The efficacy of FRAGMIN was established by the achievement of therapeutic anti-Xa levels by Day 7 of therapy during the dose adjustment period and supported by the number of patients with lack of VTE progression or new VTE.

The efficacy population included pediatric patients who achieved a therapeutic anti-Xa level (0.5 mg per day to 1 units/mL) in the 7-day dose adjustment period (N = 34). The median doses of FRAGMIN (units/kg) required to achieve a therapeutic anti-Xa level during the dose adjustment period are presented in Table 20. Therapeutic anti-Xa levels were achieved within a mean of 2.6 days (range: 1 days to 7 days).

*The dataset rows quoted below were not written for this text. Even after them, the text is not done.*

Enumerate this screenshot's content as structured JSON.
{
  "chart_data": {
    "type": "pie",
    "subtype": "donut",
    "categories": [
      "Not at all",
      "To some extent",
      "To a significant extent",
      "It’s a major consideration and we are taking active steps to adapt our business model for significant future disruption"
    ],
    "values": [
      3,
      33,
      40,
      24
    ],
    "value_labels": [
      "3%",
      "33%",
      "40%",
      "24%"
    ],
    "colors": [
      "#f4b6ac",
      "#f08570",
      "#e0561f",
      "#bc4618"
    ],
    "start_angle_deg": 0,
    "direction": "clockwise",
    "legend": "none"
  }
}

At study completion, 21 patients (62%) achieved resolution of the qualifying VTE, 7 patients (21%) showed regression, 2 patients (6%) showed no change, and no patients showed progression of the qualifying VTE. One patient (3%) experienced a new VTE during the study while on treatment.

14.6 Neonatal Patients

The efficacy of FRAGMIN in neonatal patients is based on a retrospective, non-interventional, multi-center study in 16 neonatal patients with deep vein thrombosis. Of the 16 total patients, the median gestational age was 39.1 weeks and median age at first FRAGMIN dose was 13.5 days. Patients were treated with FRAGMIN for up to 3.5 months, with starting doses determined by weight.

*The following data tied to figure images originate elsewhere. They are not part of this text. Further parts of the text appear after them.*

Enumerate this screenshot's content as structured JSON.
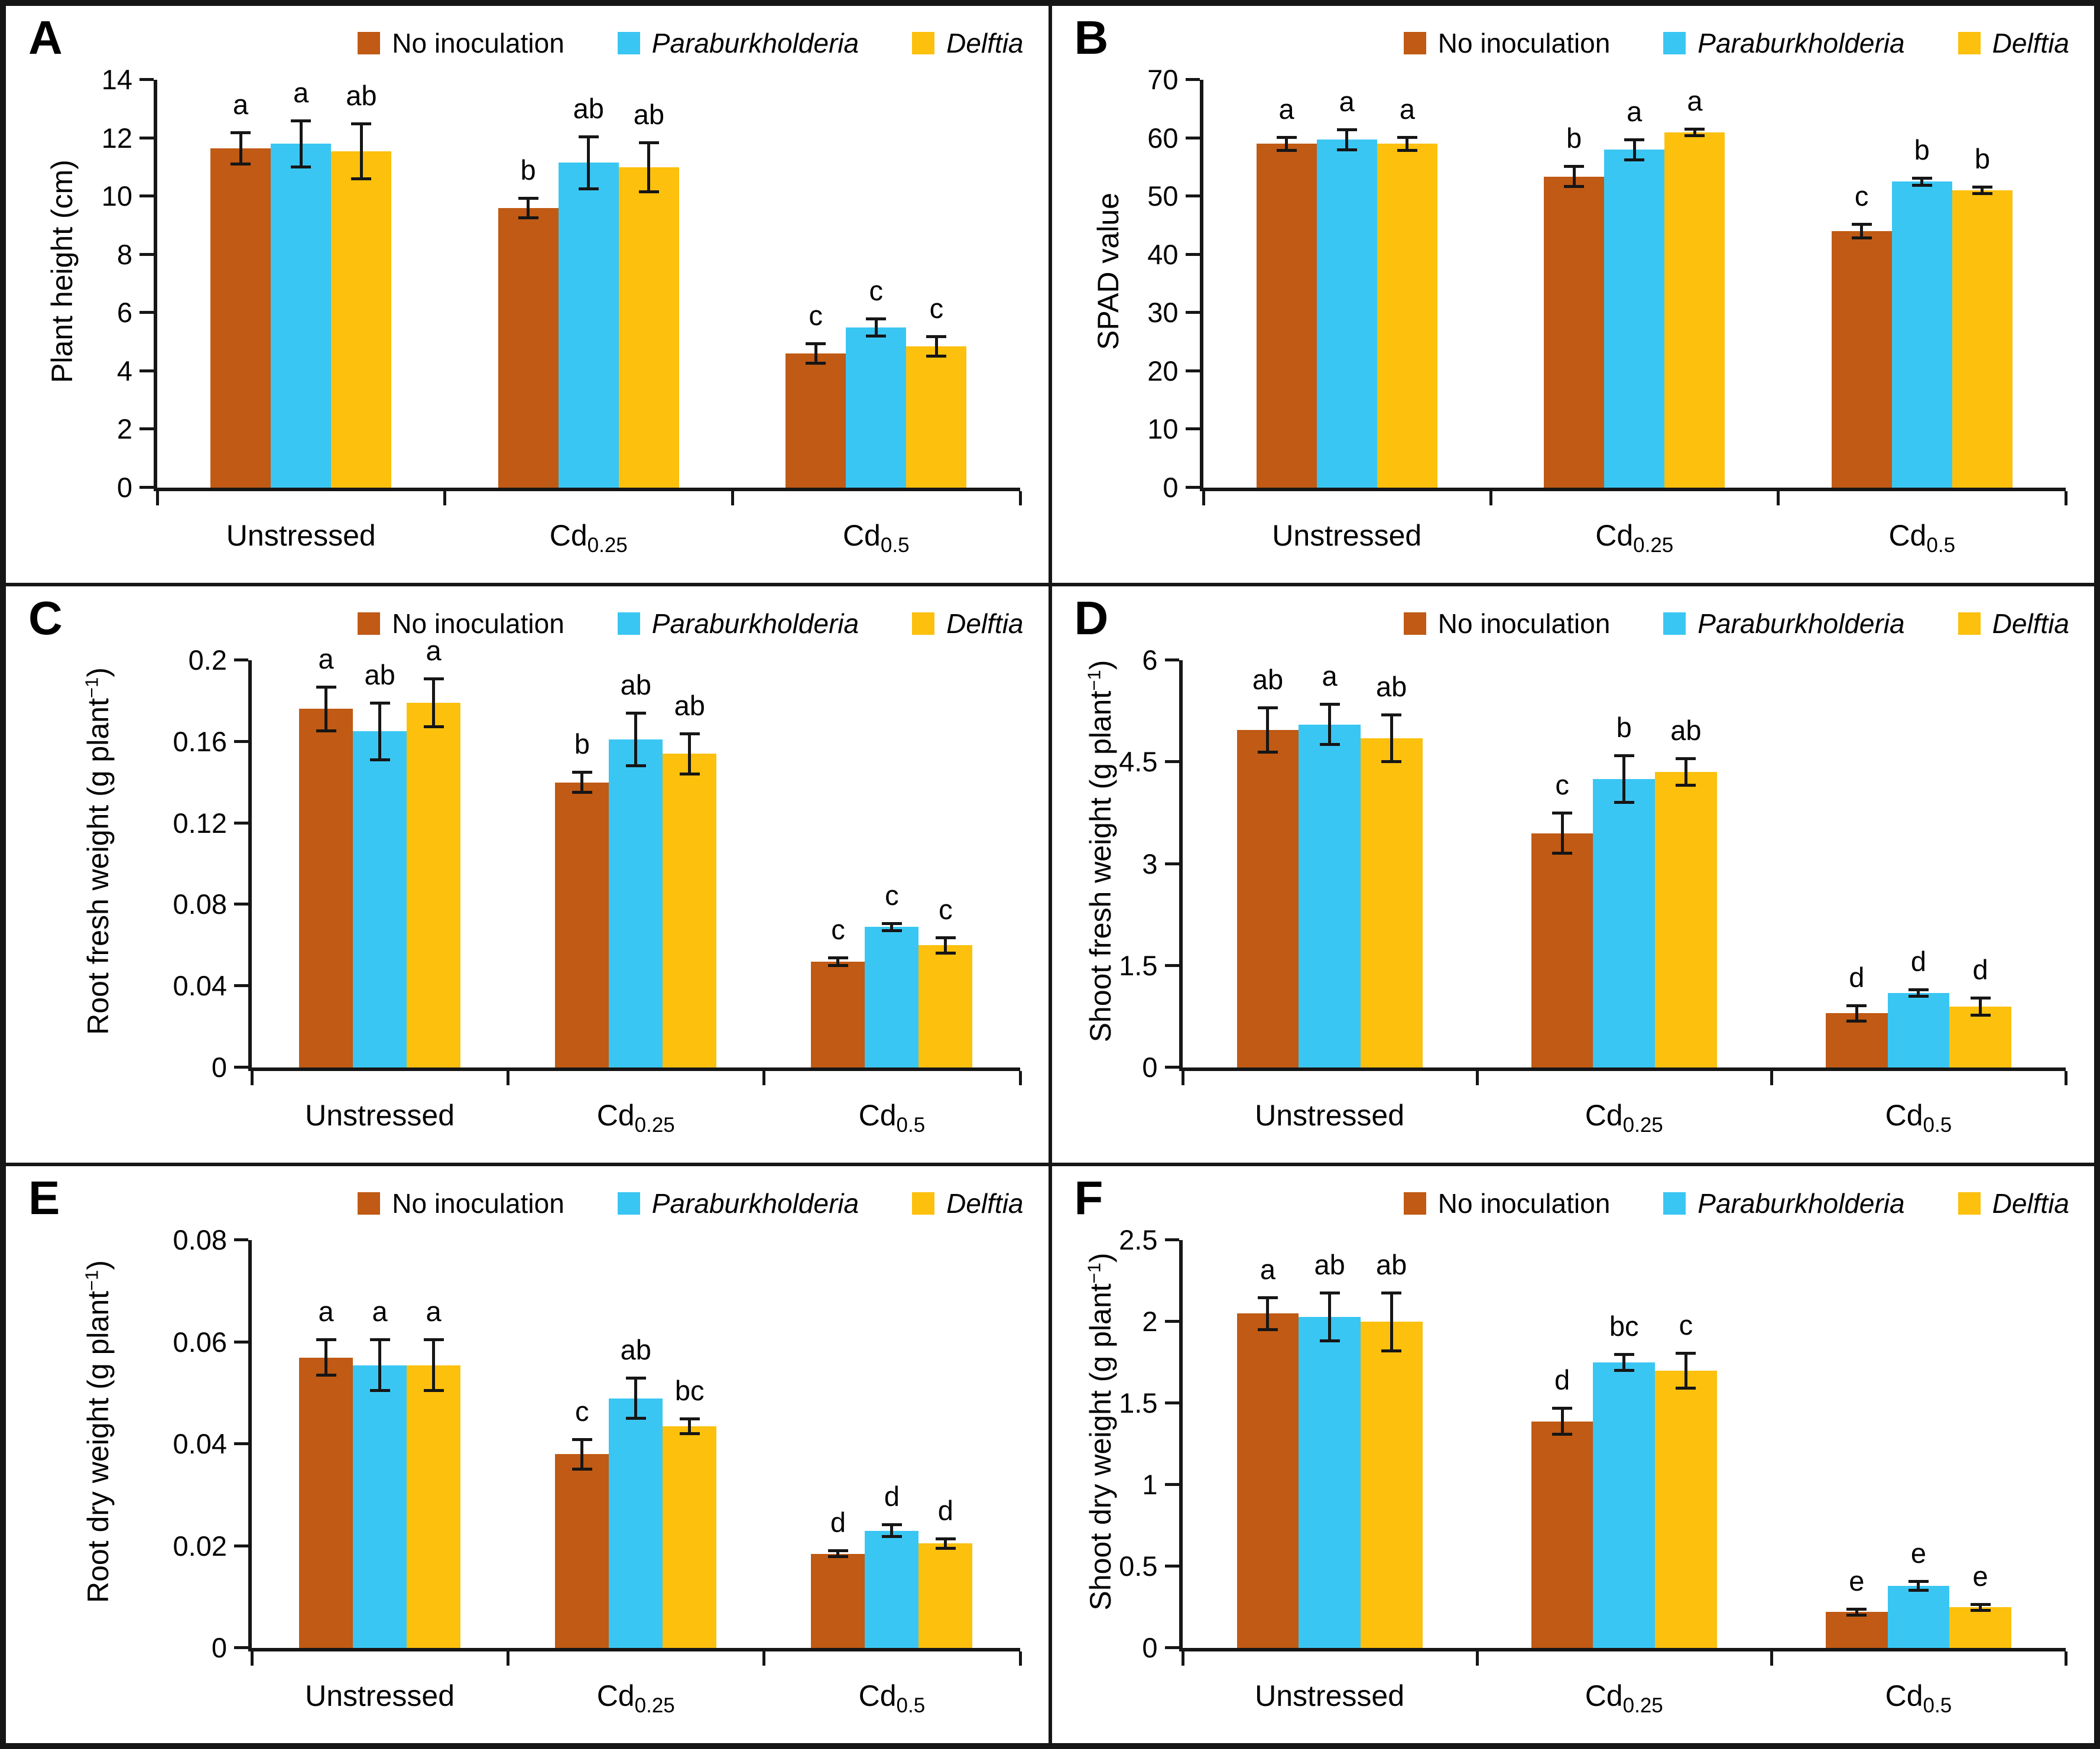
{
  "figure": {
    "legend": {
      "items": [
        {
          "label": "No inoculation",
          "color": "#c05a14",
          "italic": false
        },
        {
          "label": "Paraburkholderia",
          "color": "#3ac6f3",
          "italic": true
        },
        {
          "label": "Delftia",
          "color": "#fcc00d",
          "italic": true
        }
      ],
      "position": "top-right"
    },
    "colors": {
      "axis": "#161616",
      "error_bar": "#161616",
      "background": "#ffffff"
    }
  },
  "chart_data": [
    {
      "type": "bar",
      "panel_label": "A",
      "ylabel_pre": "Plant height (cm)",
      "ylabel_sup": "",
      "ylabel_post": "",
      "xlabel": "",
      "ylim": [
        0,
        14
      ],
      "yticks": [
        0,
        2,
        4,
        6,
        8,
        10,
        12,
        14
      ],
      "ytick_labels": [
        "0",
        "2",
        "4",
        "6",
        "8",
        "10",
        "12",
        "14"
      ],
      "grid": false,
      "legend_position": "top-right",
      "categories": [
        {
          "text": "Unstressed",
          "sub": ""
        },
        {
          "text": "Cd",
          "sub": "0.25"
        },
        {
          "text": "Cd",
          "sub": "0.5"
        }
      ],
      "series": [
        {
          "name": "No inoculation",
          "values": [
            11.65,
            9.6,
            4.6
          ],
          "errors": [
            0.55,
            0.35,
            0.35
          ],
          "letters": [
            "a",
            "b",
            "c"
          ]
        },
        {
          "name": "Paraburkholderia",
          "values": [
            11.8,
            11.15,
            5.5
          ],
          "errors": [
            0.8,
            0.9,
            0.3
          ],
          "letters": [
            "a",
            "ab",
            "c"
          ]
        },
        {
          "name": "Delftia",
          "values": [
            11.55,
            11.0,
            4.85
          ],
          "errors": [
            0.95,
            0.85,
            0.35
          ],
          "letters": [
            "ab",
            "ab",
            "c"
          ]
        }
      ]
    },
    {
      "type": "bar",
      "panel_label": "B",
      "ylabel_pre": "SPAD value",
      "ylabel_sup": "",
      "ylabel_post": "",
      "xlabel": "",
      "ylim": [
        0,
        70
      ],
      "yticks": [
        0,
        10,
        20,
        30,
        40,
        50,
        60,
        70
      ],
      "ytick_labels": [
        "0",
        "10",
        "20",
        "30",
        "40",
        "50",
        "60",
        "70"
      ],
      "grid": false,
      "legend_position": "top-right",
      "categories": [
        {
          "text": "Unstressed",
          "sub": ""
        },
        {
          "text": "Cd",
          "sub": "0.25"
        },
        {
          "text": "Cd",
          "sub": "0.5"
        }
      ],
      "series": [
        {
          "name": "No inoculation",
          "values": [
            59.0,
            53.4,
            44.0
          ],
          "errors": [
            1.2,
            1.8,
            1.2
          ],
          "letters": [
            "a",
            "b",
            "c"
          ]
        },
        {
          "name": "Paraburkholderia",
          "values": [
            59.7,
            58.0,
            52.5
          ],
          "errors": [
            1.8,
            1.8,
            0.7
          ],
          "letters": [
            "a",
            "a",
            "b"
          ]
        },
        {
          "name": "Delftia",
          "values": [
            59.0,
            61.0,
            51.0
          ],
          "errors": [
            1.2,
            0.6,
            0.6
          ],
          "letters": [
            "a",
            "a",
            "b"
          ]
        }
      ]
    },
    {
      "type": "bar",
      "panel_label": "C",
      "ylabel_pre": "Root fresh weight (g plant",
      "ylabel_sup": "−1",
      "ylabel_post": ")",
      "xlabel": "",
      "ylim": [
        0,
        0.2
      ],
      "yticks": [
        0,
        0.04,
        0.08,
        0.12,
        0.16,
        0.2
      ],
      "ytick_labels": [
        "0",
        "0.04",
        "0.08",
        "0.12",
        "0.16",
        "0.2"
      ],
      "grid": false,
      "legend_position": "top-right",
      "categories": [
        {
          "text": "Unstressed",
          "sub": ""
        },
        {
          "text": "Cd",
          "sub": "0.25"
        },
        {
          "text": "Cd",
          "sub": "0.5"
        }
      ],
      "series": [
        {
          "name": "No inoculation",
          "values": [
            0.176,
            0.14,
            0.052
          ],
          "errors": [
            0.011,
            0.005,
            0.002
          ],
          "letters": [
            "a",
            "b",
            "c"
          ]
        },
        {
          "name": "Paraburkholderia",
          "values": [
            0.165,
            0.161,
            0.069
          ],
          "errors": [
            0.014,
            0.013,
            0.002
          ],
          "letters": [
            "ab",
            "ab",
            "c"
          ]
        },
        {
          "name": "Delftia",
          "values": [
            0.179,
            0.154,
            0.06
          ],
          "errors": [
            0.012,
            0.01,
            0.004
          ],
          "letters": [
            "a",
            "ab",
            "c"
          ]
        }
      ]
    },
    {
      "type": "bar",
      "panel_label": "D",
      "ylabel_pre": "Shoot fresh weight (g plant",
      "ylabel_sup": "−1",
      "ylabel_post": ")",
      "xlabel": "",
      "ylim": [
        0,
        6
      ],
      "yticks": [
        0,
        1.5,
        3,
        4.5,
        6
      ],
      "ytick_labels": [
        "0",
        "1.5",
        "3",
        "4.5",
        "6"
      ],
      "grid": false,
      "legend_position": "top-right",
      "categories": [
        {
          "text": "Unstressed",
          "sub": ""
        },
        {
          "text": "Cd",
          "sub": "0.25"
        },
        {
          "text": "Cd",
          "sub": "0.5"
        }
      ],
      "series": [
        {
          "name": "No inoculation",
          "values": [
            4.97,
            3.45,
            0.8
          ],
          "errors": [
            0.33,
            0.3,
            0.12
          ],
          "letters": [
            "ab",
            "c",
            "d"
          ]
        },
        {
          "name": "Paraburkholderia",
          "values": [
            5.05,
            4.25,
            1.1
          ],
          "errors": [
            0.3,
            0.35,
            0.05
          ],
          "letters": [
            "a",
            "b",
            "d"
          ]
        },
        {
          "name": "Delftia",
          "values": [
            4.85,
            4.35,
            0.9
          ],
          "errors": [
            0.35,
            0.2,
            0.13
          ],
          "letters": [
            "ab",
            "ab",
            "d"
          ]
        }
      ]
    },
    {
      "type": "bar",
      "panel_label": "E",
      "ylabel_pre": "Root dry weight (g plant",
      "ylabel_sup": "−1",
      "ylabel_post": ")",
      "xlabel": "",
      "ylim": [
        0,
        0.08
      ],
      "yticks": [
        0,
        0.02,
        0.04,
        0.06,
        0.08
      ],
      "ytick_labels": [
        "0",
        "0.02",
        "0.04",
        "0.06",
        "0.08"
      ],
      "grid": false,
      "legend_position": "top-right",
      "categories": [
        {
          "text": "Unstressed",
          "sub": ""
        },
        {
          "text": "Cd",
          "sub": "0.25"
        },
        {
          "text": "Cd",
          "sub": "0.5"
        }
      ],
      "series": [
        {
          "name": "No inoculation",
          "values": [
            0.057,
            0.038,
            0.0185
          ],
          "errors": [
            0.0035,
            0.003,
            0.0006
          ],
          "letters": [
            "a",
            "c",
            "d"
          ]
        },
        {
          "name": "Paraburkholderia",
          "values": [
            0.0555,
            0.049,
            0.023
          ],
          "errors": [
            0.005,
            0.004,
            0.0012
          ],
          "letters": [
            "a",
            "ab",
            "d"
          ]
        },
        {
          "name": "Delftia",
          "values": [
            0.0555,
            0.0435,
            0.0205
          ],
          "errors": [
            0.005,
            0.0015,
            0.001
          ],
          "letters": [
            "a",
            "bc",
            "d"
          ]
        }
      ]
    },
    {
      "type": "bar",
      "panel_label": "F",
      "ylabel_pre": "Shoot dry weight (g plant",
      "ylabel_sup": "−1",
      "ylabel_post": ")",
      "xlabel": "",
      "ylim": [
        0,
        2.5
      ],
      "yticks": [
        0,
        0.5,
        1,
        1.5,
        2,
        2.5
      ],
      "ytick_labels": [
        "0",
        "0.5",
        "1",
        "1.5",
        "2",
        "2.5"
      ],
      "grid": false,
      "legend_position": "top-right",
      "categories": [
        {
          "text": "Unstressed",
          "sub": ""
        },
        {
          "text": "Cd",
          "sub": "0.25"
        },
        {
          "text": "Cd",
          "sub": "0.5"
        }
      ],
      "series": [
        {
          "name": "No inoculation",
          "values": [
            2.05,
            1.39,
            0.22
          ],
          "errors": [
            0.1,
            0.08,
            0.02
          ],
          "letters": [
            "a",
            "d",
            "e"
          ]
        },
        {
          "name": "Paraburkholderia",
          "values": [
            2.03,
            1.75,
            0.38
          ],
          "errors": [
            0.15,
            0.05,
            0.03
          ],
          "letters": [
            "ab",
            "bc",
            "e"
          ]
        },
        {
          "name": "Delftia",
          "values": [
            2.0,
            1.7,
            0.25
          ],
          "errors": [
            0.18,
            0.11,
            0.02
          ],
          "letters": [
            "ab",
            "c",
            "e"
          ]
        }
      ]
    }
  ]
}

The efficacy of FRAGMIN was established by the achievement of VTE resolution and/or completion of FRAGMIN treatment and was supported by the number of patients with lack of VTE progression or new VTE.

The efficacy population included neonatal patients who completed a treatment course of FRAGMIN and/or achieved VTE resolution. The median starting dose of FRAGMIN and the median dose (units/kg) required to achieve a therapeutic anti-Xa level during the dose adjustment period are presented in Table 21. Therapeutic anti-Xa levels were documented for 8 of the 16 patients.

At the end of follow-up, resolution of the baseline VTE was documented for 4 patients (25%). No patients were reported to have either partial regression of the VTE or a new VTE. Of the remaining 12 patients, 1 patient (6%) switched to another anticoagulant after 3 days for an unknown reason (no adverse events related to FRAGMIN were documented) and 11 patients (69%) were reported to have completed their course of therapy.